Laurent Cantet mag es metadiskursiv. Spätestens seit Entre les murs (Die Klasse, 2008), einer Romanverfilmung über eine schwer erziehbare Schulklasse in einem Pariser Randbezirk, gibt es bei Cantet ein filmisches Konzept auszumachen, das sich immer wieder in selbstreflexive Schleifen kehrt. Der französische Regisseur kombiniert in der Regel einen knallharten Sozialrealismus, dessen Storylines er sich häufig aus Romanvorlagen holt, mit dem Einsatz von Laienschauspielern. Das weitestgehend freie Spiel seines Casts fängt er am Set mit einer Vielzahl von Kameras ein, um ja keinen Augenblick Authentizität zu verpassen. Dabei nehmen sich Cantets Filme immer wieder selbst in den Blick, steht doch die Frage im Fokus, was allein der Film sieht, wo sonst kein anderer hinschauen kann oder will.

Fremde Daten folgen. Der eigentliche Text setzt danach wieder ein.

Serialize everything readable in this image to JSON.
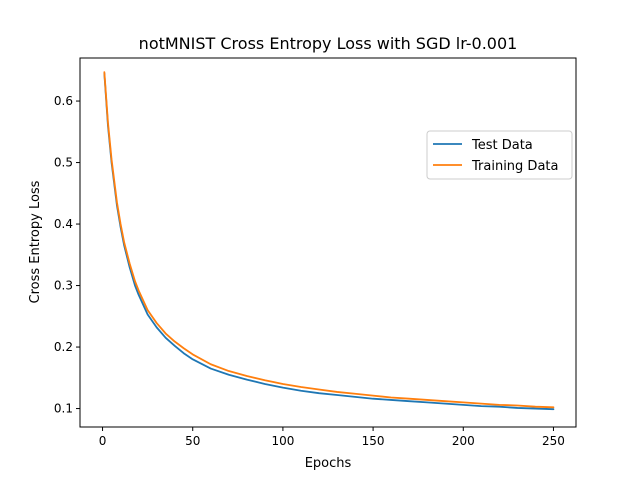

Das bewusste Herausstellen der filmischen Arbeit, das Dokumentarische, dort wo sich eigentlich der klassische Spielfilm breitmachen sollte, findet sich nun noch zugespitzter auch in seinem ersten englischsprachigen Film Foxfire: Confessions of a Girl Gang (Foxfire). An dessen Anfang stellt Cantet eine lose Folge von Erinnerungsbildern, die von einer Schreibmaschine über eine Telefonzelle hin zu sphärischen Aufnahmen eines trostlosen Vororts in Upstate New York reichen. Man könnte diesen Auftakt, in dem die Anwesenheit der Kamera in jedem einzelnen der Bilder spürbar wird, als eine Mediengeschichte lesen, die nacheinander analoges und digitales Zeitalter nachstellt.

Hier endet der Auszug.